Tue Jul 30 15:42:53 UTC 2013

Hi,

----- Original Message -----
| On Tue, 2013-07-30 at 10:14 -0400, Bob Peterson wrote:
| > Hi,
| > 
| > This patch adds one line of code that deletes a block reservation
| > structure for the source directory in the event that the inode creation
| > operation fails. If the inode creation succeeds, the reservation will
| > be deleted anyway, since directory reservations are now only 1 block.
| > 
| Why would we want to do that? If the creation has failed then that gives
| us no information about whether further allocations are likely to be
| made for that directory,

It's hard to explain, but it has to do with keeping the bitmaps as
defragmented as possible in memory so that we don't slow down file block
allocations with tons of unnecessary reservation structures to go through.
Directory reservations are only for a single block anyway, and in the case
where a new inode is created successfully, the block reservation is deleted
immediately thereafter.

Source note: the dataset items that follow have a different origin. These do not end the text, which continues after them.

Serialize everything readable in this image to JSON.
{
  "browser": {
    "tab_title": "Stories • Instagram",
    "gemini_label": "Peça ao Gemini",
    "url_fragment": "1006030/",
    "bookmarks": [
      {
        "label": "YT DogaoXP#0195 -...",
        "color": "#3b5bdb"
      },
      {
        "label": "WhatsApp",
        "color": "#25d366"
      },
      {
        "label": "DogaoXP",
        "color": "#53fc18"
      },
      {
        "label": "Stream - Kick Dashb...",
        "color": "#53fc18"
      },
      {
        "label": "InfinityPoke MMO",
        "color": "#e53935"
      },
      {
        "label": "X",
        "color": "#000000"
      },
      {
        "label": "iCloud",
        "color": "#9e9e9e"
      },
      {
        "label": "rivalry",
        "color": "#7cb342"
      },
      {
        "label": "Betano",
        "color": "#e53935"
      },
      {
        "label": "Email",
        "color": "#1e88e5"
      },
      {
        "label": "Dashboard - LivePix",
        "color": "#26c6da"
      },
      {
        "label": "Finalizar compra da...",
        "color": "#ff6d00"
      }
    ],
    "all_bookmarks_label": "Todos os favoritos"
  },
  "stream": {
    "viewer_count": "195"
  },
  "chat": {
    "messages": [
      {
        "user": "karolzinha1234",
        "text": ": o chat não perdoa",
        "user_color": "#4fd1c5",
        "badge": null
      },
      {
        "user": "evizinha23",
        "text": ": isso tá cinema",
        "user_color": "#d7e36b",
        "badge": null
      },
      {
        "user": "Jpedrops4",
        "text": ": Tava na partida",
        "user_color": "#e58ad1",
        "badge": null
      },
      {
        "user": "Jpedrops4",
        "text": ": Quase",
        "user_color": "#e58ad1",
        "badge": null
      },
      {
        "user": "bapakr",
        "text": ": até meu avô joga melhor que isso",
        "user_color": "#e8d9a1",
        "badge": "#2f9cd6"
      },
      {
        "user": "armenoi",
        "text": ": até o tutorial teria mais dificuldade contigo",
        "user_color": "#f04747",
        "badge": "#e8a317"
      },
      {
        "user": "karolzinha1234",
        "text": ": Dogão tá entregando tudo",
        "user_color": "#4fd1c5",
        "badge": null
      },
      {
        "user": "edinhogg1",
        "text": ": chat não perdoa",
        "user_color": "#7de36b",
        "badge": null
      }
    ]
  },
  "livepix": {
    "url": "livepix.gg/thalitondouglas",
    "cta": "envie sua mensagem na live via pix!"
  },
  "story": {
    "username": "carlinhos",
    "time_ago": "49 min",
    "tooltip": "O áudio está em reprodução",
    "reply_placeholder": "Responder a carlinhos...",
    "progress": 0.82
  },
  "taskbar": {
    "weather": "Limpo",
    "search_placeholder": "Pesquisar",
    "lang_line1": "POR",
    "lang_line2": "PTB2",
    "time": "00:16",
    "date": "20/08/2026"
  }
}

The reason we do this is to keep the bitmaps
as tightly packed as possible so that file allocations are given priority.
Otherwise we spend a huge amount of time rejecting many possible free
blocks because of outstanding reservations left around for directories by
virtue of the fact that directories are cached and not closed like files.

For details, see:
http://git.kernel.org/cgit/linux/kernel/git/steve/gfs2-3.0-nmw.git/commit/fs/gfs2?id=af21ca8ed50f01c5278c5ded6dad6f05e8a5d2e4

However, in the unsuccessful case, today's code leaves the single-block
reservation structure out there in memory for the directory, also
fragmenting the bitmap and creating more clutter for the block allocator to
go through when finding free blocks, just like we had before the
aforementioned patch.

It seems pointless to leave the reservation around speculatively on the
hopes of future dinode allocations for that directory. Even more so in the
failure case, especially since it seems likely to fail a second and
subsequent times as well for the same reason it failed this time.

Regards,

Bob Peterson
Red Hat File Systems